Speeding Up Response
Another area worth considering is the use of machine learning to speed up incident management and support processes managed by IT staff. Typically, operations are continually monitoring alerts and reacting to them. Automation of all run-book operations typically performed manually enables the staff to pay more attention to decisions that cannot be made through automation. Automation will identify far more potential issues than an operations analyst can address, resolving many of them through pre-programmed operations or using resolution sets seen in event management tickets. This will, over time, increase the number of new, previously undetected issues that, if managed promptly, will continue to prevent service degradation. Thus, instead of managing routine issues, operations will be able to handle issues that fall into the category of “early warning” and not yet repetitive, driving far more proactive incident management.

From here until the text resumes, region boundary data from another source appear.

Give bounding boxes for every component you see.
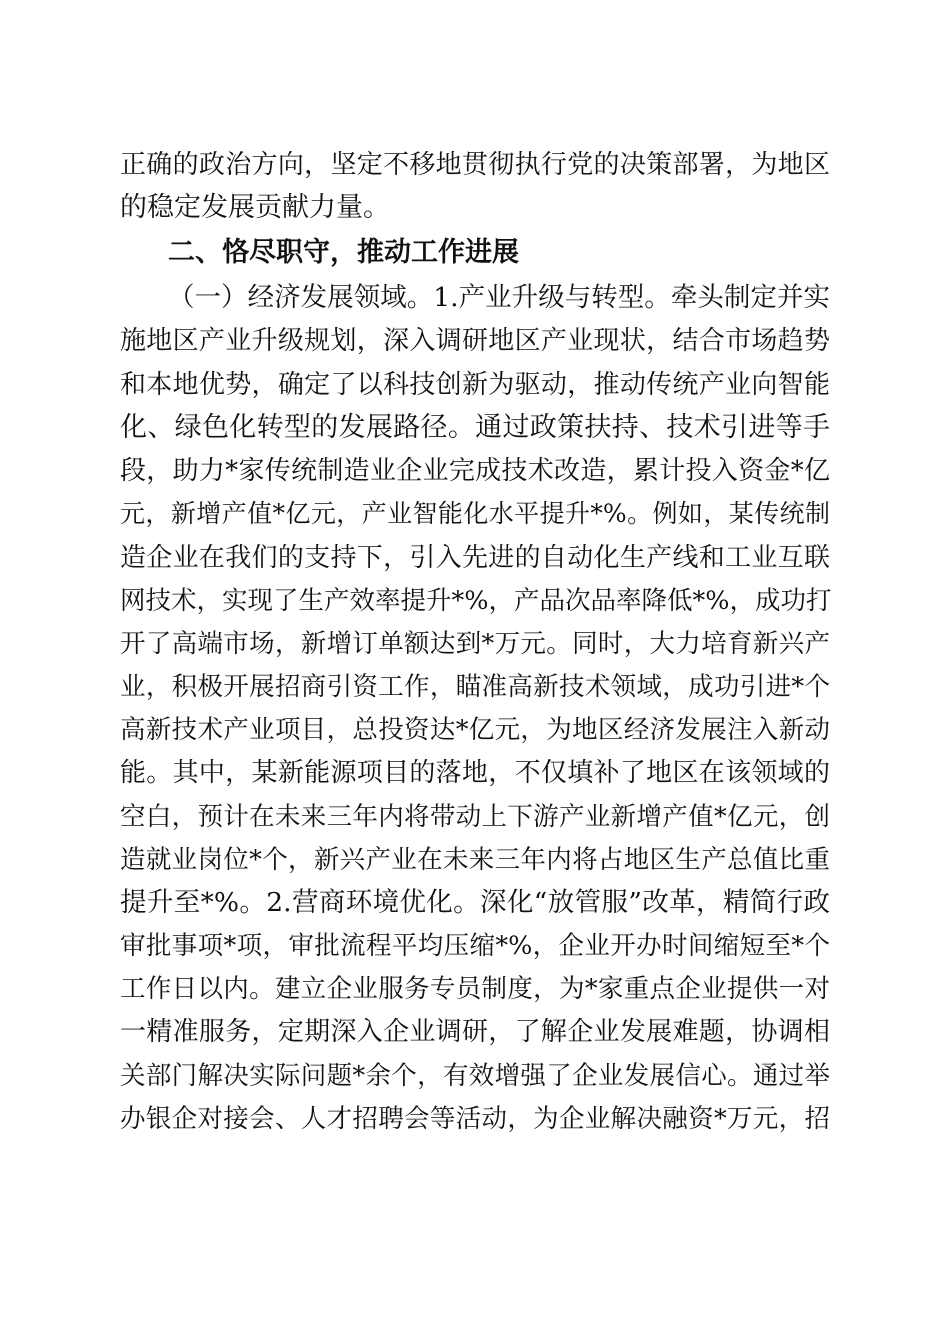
text-line: 元，新增产值*亿元，产业智能化水平提升*%。例如，某传统制 bbox=[120, 499, 830, 528]
text-line: 造就业岗位*个，新兴产业在未来三年内将占地区生产总值比重 bbox=[120, 845, 830, 875]
text-line: 开了高端市场，新增订单额达到*万元。同时，大力培育新兴产 bbox=[120, 629, 830, 659]
text-line: 正确的政治方向，坚定不移地贯彻执行党的决策部署，为地区 bbox=[120, 150, 830, 180]
paragraph-first-line: （一）经济发展领域。1.产业升级与转型。牵头制定并实 bbox=[168, 282, 830, 313]
text-line: 高新技术产业项目，总投资达*亿元，为地区经济发展注入新动 bbox=[120, 715, 830, 745]
text-line: 网技术，实现了生产效率提升*%，产品次品率降低*%，成功打 bbox=[120, 586, 832, 616]
text-line: 造企业在我们的支持下，引入先进的自动化生产线和工业互联 bbox=[120, 543, 830, 573]
text-line: 提升至*%。2.营商环境优化。深化“放管服”改革，精简行政 bbox=[120, 887, 830, 918]
section-heading: 二、恪尽职守，推动工作进展 bbox=[168, 237, 519, 268]
text-line: 和本地优势，确定了以科技创新为驱动，推动传统产业向智能 bbox=[120, 370, 830, 400]
text-line: 工作日以内。建立企业服务专员制度，为*家重点企业提供一对 bbox=[120, 974, 830, 1004]
text-line: 一精准服务，定期深入企业调研，了解企业发展难题，协调相 bbox=[120, 1017, 830, 1047]
text-line: 审批事项*项，审批流程平均压缩*%，企业开办时间缩短至*个 bbox=[120, 931, 830, 961]
text-line: 施地区产业升级规划，深入调研地区产业现状，结合市场趋势 bbox=[120, 326, 830, 356]
text-line: 段，助力*家传统制造业企业完成技术改造，累计投入资金*亿 bbox=[120, 456, 830, 486]
text-line: 关部门解决实际问题*余个，有效增强了企业发展信心。通过举 bbox=[120, 1061, 830, 1091]
text-line: 的稳定发展贡献力量。 bbox=[120, 192, 390, 223]
text-line: 化、绿色化转型的发展路径。通过政策扶持、技术引进等手 bbox=[120, 412, 830, 443]
text-line: 空白，预计在未来三年内将带动上下游产业新增产值*亿元，创 bbox=[120, 802, 830, 832]
text-line: 办银企对接会、人才招聘会等活动，为企业解决融资*万元，招 bbox=[120, 1104, 830, 1134]
text-line: 能。其中，某新能源项目的落地，不仅填补了地区在该领域的 bbox=[120, 758, 830, 788]
text-line: 业，积极开展招商引资工作，瞄准高新技术领域，成功引进*个 bbox=[120, 672, 830, 702]
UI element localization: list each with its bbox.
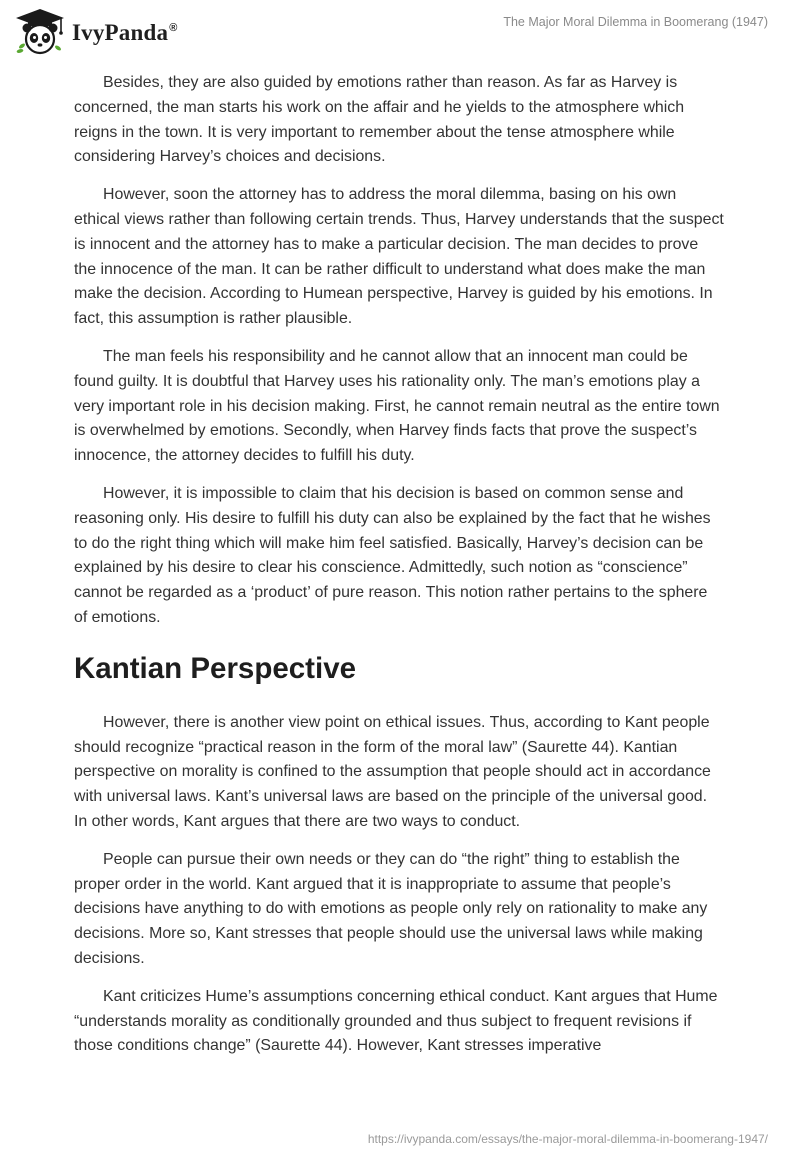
page-header bbox=[0, 0, 800, 68]
panda-graduation-cap-icon bbox=[14, 8, 66, 56]
registered-mark: ® bbox=[169, 22, 178, 35]
paragraph: However, there is another view point on ethical issues. Thus, according to Kant people should recognize “practical reason in the form of the moral law” (Saurette 44). Kantian perspective on morality is confined to the assumption that people should act in accordance with universal laws. Kant’s universal laws are based on the principle of the universal good. In other words, Kant argues that there are two ways to conduct. bbox=[74, 713, 711, 830]
logo-text: IvyPanda® bbox=[72, 20, 178, 45]
paragraph: Besides, they are also guided by emotions rather than reason. As far as Harvey is concerned, the man starts his work on the affair and he yields to the atmosphere which reigns in the town. It is very important to remember about the tense atmosphere while considering Harvey’s choices and decisions. bbox=[74, 74, 685, 166]
paragraph: Kant criticizes Hume’s assumptions concerning ethical conduct. Kant argues that Hume “understands morality as conditionally grounded and thus subject to frequent revisions if those conditions change” (Saurette 44). However, Kant stresses imperative bbox=[74, 987, 718, 1055]
section-heading: Kantian Perspective bbox=[74, 651, 357, 685]
ivypanda-logo[interactable] bbox=[14, 8, 178, 56]
essay-content bbox=[74, 71, 724, 1072]
paragraph: However, soon the attorney has to address the moral dilemma, basing on his own ethical views rather than following certain trends. Thus, Harvey understands that the suspect is innocent and the attorney has to make a particular decision. The man decides to prove the innocence of the man. It can be rather difficult to understand what does make the man make the decision. According to Humean perspective, Harvey is guided by his emotions. In fact, this assumption is rather plausible. bbox=[74, 186, 724, 328]
source-url[interactable]: https://ivypanda.com/essays/the-major-moral-dilemma-in-boomerang-1947/ bbox=[367, 1132, 768, 1146]
paragraph: The man feels his responsibility and he cannot allow that an innocent man could be found guilty. It is doubtful that Harvey uses his rationality only. The man’s emotions play a very important role in his decision making. First, he cannot remain neutral as the entire town is overwhelmed by emotions. Secondly, when Harvey finds facts that prove the suspect’s innocence, the attorney decides to fulfill his duty. bbox=[74, 347, 720, 465]
paragraph: People can pursue their own needs or they can do “the right” thing to establish the proper order in the world. Kant argued that it is inappropriate to assume that people’s decisions have anything to do with emotions as people only rely on rationality to make any decisions. More so, Kant stresses that people should use the universal laws while making decisions. bbox=[74, 850, 708, 967]
paragraph: However, it is impossible to claim that his decision is based on common sense and reasoning only. His desire to fulfill his duty can also be explained by the fact that he wishes to do the right thing which will make him feel satisfied. Basically, Harvey’s decision can be explained by his desire to clear his conscience. Admittedly, such notion as “conscience” cannot be regarded as a ‘product’ of pure reason. This notion rather pertains to the sphere of emotions. bbox=[74, 484, 711, 626]
document-title: The Major Moral Dilemma in Boomerang (1947) bbox=[503, 15, 768, 29]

There are two benefits to the CMDB fueling these activities: first, it increases the number of routine issues identified more quickly, and second, it enables faster, more educated response to the new issues detected. The CMDB is the first tool operators will use when investigating a new issue as it will tell them if the issue might have been caused by a recent change and also the history of issues experienced by the CI. Additionally, as mentioned previously, it will also enable automated prioritization of the alerts as they are generated, ensuring operators deal with the most critical issues first.
The second area of support that is improved through automation is service desk support. Today’s service management tools can automatically search knowledge and prior incidents, alerts, and changes, offering potential solutions to the analyst as they are logging the incident. This speeds up their ability to help resolve the issue and can result in an increase in first-tier resolution. For issues related to changes made recently, it can also speed up escalation, by letting the analyst know immediately that the issue could be related to last night’s change.
Finally, this level of automation can also make people aware of major incidents more quickly. Algorithms can help identify CI’s or business services which have had a number of incidents logged against them in a short period of time or those which have an alert logged for them already. This speeds up the escalation of the issue as a major incident in the event it slipped through the cracks of automated processes used for identification and, as already mentioned, will speed up the investigation of the cause to enable faster restoration of service.
These are just the tip of the iceberg of how automation and artificial intelligence will change the definition of what is ITSM in 2020, but these and other innovative uses for the data we’ve collected for years can only be effective with a robust CMDB. So, this is the year to dust off the CMDB project plan that’s been sitting on the shelf – IT will be business as usual until your CMDB is ready to support innovation.